Given Brooke’s limited estate his election in 1607 as knight of the shire for Leicestershire in place of Sir Henry Beaumont I*, whom he had returned the previous year while serving as sheriff, is mysterious. Possibly his father’s friendship with Stokes meant that he had the support of Henry, 1st Lord Grey of Groby (Sir Henry Grey†). He left no trace on the records of the third session of Parliament. The following year he was prosecuted in Star Chamber for converting arable land to pasture. In his defence he could only claim necessity, ‘living in a very chargeable course of life, having many children ... and sundry offices of charge in the county’. In March of that year he entered into a bond to return the lands to their original state, presumably to settle the case, but by February 1610 the bond was forfeit for non-compliance.12 Nevertheless he took his seat in the fourth session and was appointed to three bill committees. The first dealt with the prevention of disorders in the enclosing of commons (19 Feb.), while the other two concerned the statute of highways (30 Mar.) and the restitution of (Sir) William Brooke* (31 March). This last-named individual was no relative, but the bill did contain a clause relating to the Leicestershire property of Birdnest Park. Nothing is known of Brooke’s activity in the ill-recorded fifth session.13

Brooke died on 12 Nov. 1612 and was buried at Lubenham. In his will, dated three years earlier, he required his wife’s brothers to sell land to pay debts and to provide a portion of £1,000 for a younger son.
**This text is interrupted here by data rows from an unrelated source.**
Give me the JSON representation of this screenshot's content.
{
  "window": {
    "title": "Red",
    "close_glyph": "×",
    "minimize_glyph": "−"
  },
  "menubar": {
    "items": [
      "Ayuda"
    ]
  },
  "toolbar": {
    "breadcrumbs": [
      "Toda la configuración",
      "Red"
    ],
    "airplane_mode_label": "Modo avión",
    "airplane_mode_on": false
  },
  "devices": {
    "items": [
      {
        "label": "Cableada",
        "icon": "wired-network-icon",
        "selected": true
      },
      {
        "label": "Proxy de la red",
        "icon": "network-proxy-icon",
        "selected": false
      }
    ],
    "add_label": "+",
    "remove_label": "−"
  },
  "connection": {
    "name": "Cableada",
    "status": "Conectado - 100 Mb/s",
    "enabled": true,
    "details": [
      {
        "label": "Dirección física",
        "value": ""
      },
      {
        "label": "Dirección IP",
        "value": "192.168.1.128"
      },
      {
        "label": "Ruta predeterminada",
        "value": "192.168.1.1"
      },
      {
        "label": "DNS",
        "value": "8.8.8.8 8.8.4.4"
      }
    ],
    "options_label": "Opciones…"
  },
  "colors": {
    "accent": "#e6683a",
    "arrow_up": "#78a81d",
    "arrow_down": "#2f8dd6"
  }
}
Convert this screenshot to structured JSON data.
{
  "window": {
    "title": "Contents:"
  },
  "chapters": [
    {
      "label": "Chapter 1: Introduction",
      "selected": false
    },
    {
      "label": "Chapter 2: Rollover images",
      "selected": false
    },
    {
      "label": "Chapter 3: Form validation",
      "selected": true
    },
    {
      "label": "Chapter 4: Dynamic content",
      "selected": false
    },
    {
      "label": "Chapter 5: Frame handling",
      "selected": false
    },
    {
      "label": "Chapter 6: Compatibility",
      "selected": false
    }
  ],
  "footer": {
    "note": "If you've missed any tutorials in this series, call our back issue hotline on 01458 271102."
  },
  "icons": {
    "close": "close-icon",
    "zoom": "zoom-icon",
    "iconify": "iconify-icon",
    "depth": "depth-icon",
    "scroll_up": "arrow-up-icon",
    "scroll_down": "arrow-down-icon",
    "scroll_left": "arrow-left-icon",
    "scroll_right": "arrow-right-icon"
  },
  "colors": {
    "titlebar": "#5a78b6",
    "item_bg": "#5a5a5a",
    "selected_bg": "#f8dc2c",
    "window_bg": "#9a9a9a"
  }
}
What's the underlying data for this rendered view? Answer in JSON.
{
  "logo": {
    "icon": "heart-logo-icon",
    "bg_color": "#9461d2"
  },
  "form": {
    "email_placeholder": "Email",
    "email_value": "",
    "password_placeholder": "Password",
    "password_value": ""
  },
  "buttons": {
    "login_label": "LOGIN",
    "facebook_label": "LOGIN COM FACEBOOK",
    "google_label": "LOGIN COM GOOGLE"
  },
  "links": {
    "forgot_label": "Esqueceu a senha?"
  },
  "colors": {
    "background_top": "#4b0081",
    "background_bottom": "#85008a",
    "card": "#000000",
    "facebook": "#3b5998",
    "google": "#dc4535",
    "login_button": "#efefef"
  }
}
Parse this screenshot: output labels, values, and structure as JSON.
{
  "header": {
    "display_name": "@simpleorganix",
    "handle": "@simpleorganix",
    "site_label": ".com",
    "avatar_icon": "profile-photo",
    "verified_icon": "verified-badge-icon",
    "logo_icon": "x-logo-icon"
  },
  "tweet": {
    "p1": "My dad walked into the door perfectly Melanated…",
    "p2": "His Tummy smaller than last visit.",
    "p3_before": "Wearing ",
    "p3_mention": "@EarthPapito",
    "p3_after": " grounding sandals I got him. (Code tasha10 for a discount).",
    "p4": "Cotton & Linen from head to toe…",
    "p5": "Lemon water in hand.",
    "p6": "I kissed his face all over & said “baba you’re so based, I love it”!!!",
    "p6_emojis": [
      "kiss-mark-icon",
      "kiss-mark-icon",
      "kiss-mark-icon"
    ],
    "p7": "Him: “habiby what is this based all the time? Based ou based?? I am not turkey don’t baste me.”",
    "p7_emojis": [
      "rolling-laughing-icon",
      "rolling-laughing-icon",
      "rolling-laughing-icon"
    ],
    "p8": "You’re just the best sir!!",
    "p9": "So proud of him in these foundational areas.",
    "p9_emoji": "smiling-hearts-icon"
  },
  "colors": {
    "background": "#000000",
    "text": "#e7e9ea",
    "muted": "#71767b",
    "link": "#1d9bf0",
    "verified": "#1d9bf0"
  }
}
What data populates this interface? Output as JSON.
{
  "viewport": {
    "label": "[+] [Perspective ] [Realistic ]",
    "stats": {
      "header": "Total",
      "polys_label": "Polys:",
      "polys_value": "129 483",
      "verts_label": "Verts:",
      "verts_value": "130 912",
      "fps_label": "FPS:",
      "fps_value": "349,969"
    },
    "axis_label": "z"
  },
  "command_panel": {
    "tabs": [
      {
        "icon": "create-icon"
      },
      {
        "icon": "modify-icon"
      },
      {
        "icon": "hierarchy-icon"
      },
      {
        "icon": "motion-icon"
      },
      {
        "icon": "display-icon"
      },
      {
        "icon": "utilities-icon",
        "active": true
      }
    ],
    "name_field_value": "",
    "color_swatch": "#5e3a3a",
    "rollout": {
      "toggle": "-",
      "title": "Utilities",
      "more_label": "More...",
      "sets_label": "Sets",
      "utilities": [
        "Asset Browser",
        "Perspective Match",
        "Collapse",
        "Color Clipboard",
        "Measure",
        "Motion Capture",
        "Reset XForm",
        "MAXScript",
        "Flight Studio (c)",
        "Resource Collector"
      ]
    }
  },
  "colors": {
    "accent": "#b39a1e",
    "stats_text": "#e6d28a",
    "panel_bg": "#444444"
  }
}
His overseers included Sir Richard Brooke of the Cheshire branch and his ‘brother’ Sir Henry Goodyer*, with whom he had presumably been raised at Monks Kirby, where his father lived. His son Sir Thomas sold Lubenham to (Sir) Ranulphe Crewe* in 1623.14 Nothing further is known of this branch of the family.

Ref Volumes: 1604-1629

Author: Paula Watson

Notes

  • 1. Nichols, County of Leicester ii. 698; PROB 11/51, f. 149; 11/121, f. 212; 11/124, f. 299; C142/338/70; Shaw, Knights of Eng. ii. 103.
  • 2. List of Escheators comp. A.C. Wood (L. and I. Soc. lxxii), 175.
  • 3. C231/1, f. 116; SP14/33, f. 36v.
  • 4. List of Sheriffs comp. A. Hughes (PRO, L. and I. ix), 75.
  • 5. E179/283/4.
  • 6. SP14/31/1.
  • 7. Ormerod, Hist. Cheshire (1882), iii. 452-3; HP Commons, 1509-58, i. 503-4.
  • 8. VCH Leics. v. 223; HP Commons, 1509-58, i. 501-2.
  • 9. G.F. Farnham, Leics. Medieval Village Notes, iii. 208; HP Commons, 1558-1603, iii. 449.
  • 10. PROB 11/51, f. 149.
  • 11. STAC 8/16/13; Shaw, ii. 132, 160; Oxford DNB sub Brooke [Brook], Sir Basil (1576-1646).
  • 12. STAC 8/16/13; VCH Leics. ii. 207; C66/1829/4.
  • 13. CJ, i. 396b, 416b, 417a
  • 14. Farnham, iii. 211; PROB 11/121, f. 212; VCH Leics. v. 223.